Here's an account from one of the first responders (emphasis added):

“Nobody should have to go through a tragedy like this,” said Anderson Township Fire Battalion Chief Fred Buop, who was working that day and responded to the home. “I’ve been doing this 30 years and this was one of the most tragic scenes I’ve been on. The one thing that struck us was how incredibly child-proof and clean that house was. They had baby gates, the cabinets had child proof locks. Even in their family room, there were no sharp corners. Everything was protected.

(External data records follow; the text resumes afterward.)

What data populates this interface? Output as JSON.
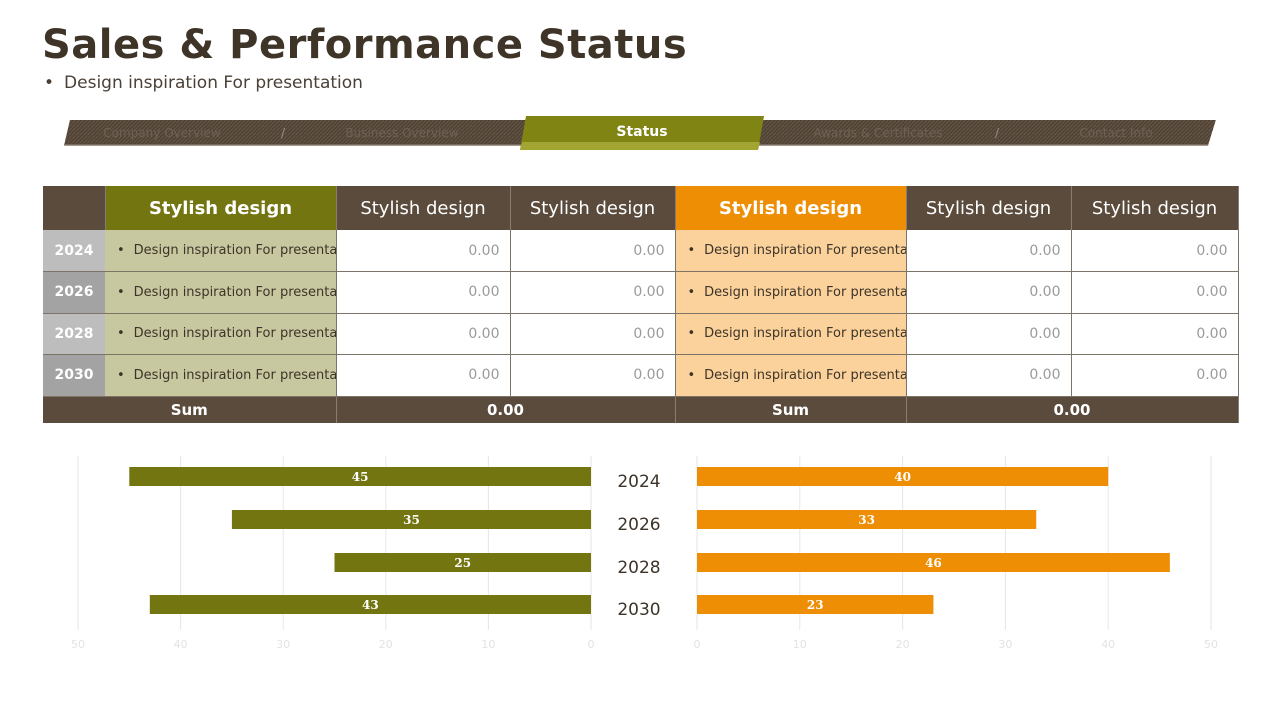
{
  "title": "Sales & Performance Status",
  "subtitle": "Design inspiration For presentation",
  "nav": {
    "items": [
      "Company Overview",
      "Business Overview",
      "Status",
      "Awards & Certificates",
      "Contact Info"
    ],
    "separator": "/",
    "active_index": 2
  },
  "colors": {
    "brown": "#5a4b3c",
    "olive": "#737511",
    "orange": "#ee8e05",
    "olive_light": "#c8c8a0",
    "orange_light": "#fbd29b"
  },
  "table": {
    "headers": [
      "",
      "Stylish design",
      "Stylish design",
      "Stylish design",
      "Stylish design",
      "Stylish design",
      "Stylish design"
    ],
    "rows": [
      {
        "year": "2024",
        "desc_left": "Design inspiration For presentation",
        "v1": "0.00",
        "v2": "0.00",
        "desc_right": "Design inspiration For presentation",
        "v3": "0.00",
        "v4": "0.00"
      },
      {
        "year": "2026",
        "desc_left": "Design inspiration For presentation",
        "v1": "0.00",
        "v2": "0.00",
        "desc_right": "Design inspiration For presentation",
        "v3": "0.00",
        "v4": "0.00"
      },
      {
        "year": "2028",
        "desc_left": "Design inspiration For presentation",
        "v1": "0.00",
        "v2": "0.00",
        "desc_right": "Design inspiration For presentation",
        "v3": "0.00",
        "v4": "0.00"
      },
      {
        "year": "2030",
        "desc_left": "Design inspiration For presentation",
        "v1": "0.00",
        "v2": "0.00",
        "desc_right": "Design inspiration For presentation",
        "v3": "0.00",
        "v4": "0.00"
      }
    ],
    "footer": {
      "sum_left_label": "Sum",
      "sum_left_value": "0.00",
      "sum_right_label": "Sum",
      "sum_right_value": "0.00"
    }
  },
  "chart_data": {
    "type": "bar",
    "orientation": "horizontal",
    "categories": [
      "2024",
      "2026",
      "2028",
      "2030"
    ],
    "series": [
      {
        "values": [
          45,
          35,
          25,
          43
        ],
        "color": "#737511",
        "direction": "left"
      },
      {
        "values": [
          40,
          33,
          46,
          23
        ],
        "color": "#ee8e05",
        "direction": "right"
      }
    ],
    "xlim": [
      0,
      50
    ],
    "ticks": [
      0,
      10,
      20,
      30,
      40,
      50
    ],
    "grid": true,
    "data_labels": true
  }
}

“They had done everything right,” he continued. “So that really struck us that you know, wow, look at this house and then for this child to fall back into the one thing in that house that could actually hurt her. It was just such a freak accident.”

The squad was in the middle of scrubbing when Buop received word from the Hamilton County Sheriff’s Office that Kelsey didn’t make it.

“I told them and they kind of stopped for a second and then went right back to cleaning,” Buop said. “There really were no words.”

No charges will be filed.

A donation fund was set up for the family, raising more than $14,000 to date. They told the newspaper though that they didn't need anything.

“If anyone wants to donate, tell them to give to the Ronald McDonald House,” the father said. “At least those kids have a chance.”

As for the curio cabinet, it is being donated to a local church that will use the wood to make crosses.